E um dos grandes atributos deste romance é a forma como o narrador se perde por vezes em digressões quase metafísicas, à medida que se tenta desvendar as motivações insondáveis do protagonista, uma marcada diferença em relação a Stoner, se bem que possa encontrar paralelo naquele momento sublime em que o jovem William Stoner se sente convocado para o seio de um mistério e o leitor se apercebe que é a poesia (que é como quem diz a literatura) que o chama, naquele instante em que a sua vocação como professor se começa a definir.

Numa demanda incerta, pois Will Anders nunca mostra saber muito bem aquilo que o traz àquelas paragens, mas com uma confiança quase cega nas pessoas que encontra, financia e lança-se numa expedição até umas paragens longínquas que o caçador Miller lhe promete ter encontrado uns anos antes onde ainda havia búfalos em abundância, numa espécie de vale perdido e isolado do mundo. O que parece claro desde o início é que Will Anders não persegue o desejo de aventura como acontece com outros exploradores e caçadores, nem é motivado por uma ambição desmedida como Miller, sendo antes impelido por uma sede de conhecimento da natureza, do mundo autêntico e virginal que resiste para lá da civilização e da acção humana. Podemos perceber melhor a natureza da sua demanda no momento em que Will Anders confidencia a Charley Hoge, um dos homens que o irá acompanhar na sua expedição e que tem como principais motores o whisky que consome despudoradamente e a Bíblia que o acompanha permanentemente, que o seu pai era ministro leigo da Igreja Unitária:

«Escutando Charley Hoge e pensando na King’s Chapel, apercebeu-se repentinamente de que fora alguma ironia como esta que o arrancara do Harvard College, e de Boston, para vir enfiar-se neste estranho mundo onde se sentia inexplicavelmente em casa. Uma ou outra vez, depois de ouvir as monótonas vozes na capela e nas salas de aula, evadira-se dos confins de Cambridge até aos campos e bosques que ficavam para sudoeste. Ali, numa pequena solidão, de pé sobre a terra nua, sentia a fronte banhada pelo ar puro e alcandorada até o espaço infinito; a pequenez e o constrangimento que sentira eram dissipados pela terra bravia que o rodeava. Vinha-lhe à memória uma frase de uma palestra de Mr. Emerson a que assistira: transformo-me num globo ocular transparente. Cercado de campo e arvoredo, não era nada; via tudo; circulava por ele a corrente de alguma força indefínivel. E de uma maneira que não lograva sentir na King’s Chapel, nas salas de aula ou nas ruas de Cambridge, era parte integrante de Deus, livre e incontido. Por entre as árvores e ao longo da ondulada paisagem, conseguira vislumbrar o horizonte longínquo a oeste; e ali, por um instante, contemplara algo tão belo como a sua própria natureza desconhecida.» (pág. 52).

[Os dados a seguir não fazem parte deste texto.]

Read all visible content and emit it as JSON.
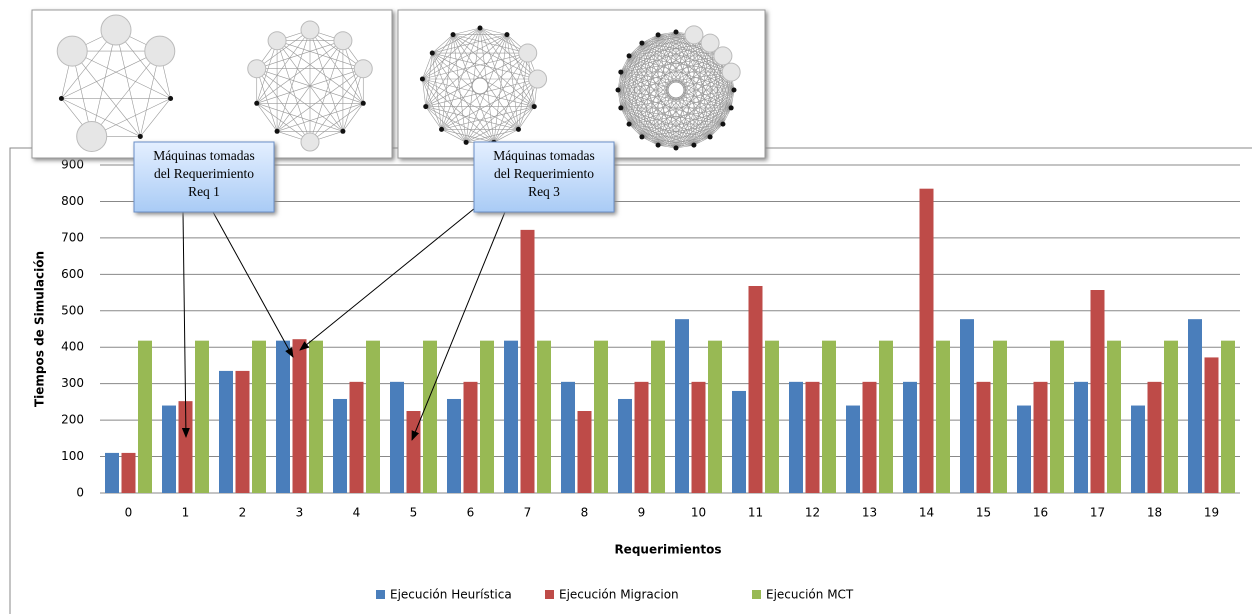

A expedição formada por quatro homens parte em busca de um destino que (conforme os dias passam e à medida que a convivência entre o grupo se torna cada vez mais aguçada, à medida das fraquezas, inseguranças e naturezas de cada um, quando as primeiras dificuldades como a falta de água se impõem) se torna cada vez mais uma miragem, pois Miller confessa que afinal já se passaram cerca de onze anos desde que viu esse vale remoto, como que um paraíso perdido para os caçadores, com milhares de búfalos (erroneamente designado assim, pois na verdade tratam-se de bisontes). Quando finalmente encontram o vale aquilo que se desenrola perante os nossos olhos, mediante o testemunho de Will Anders, é uma carnificina em que o número de búfalos abatidos simplesmente pela sua pele, sendo a carcaça abandonada onde o animal foi morto a decompor-se lentamente, é muito superior ao que o grupo conseguirá de facto transportar numa só viagem.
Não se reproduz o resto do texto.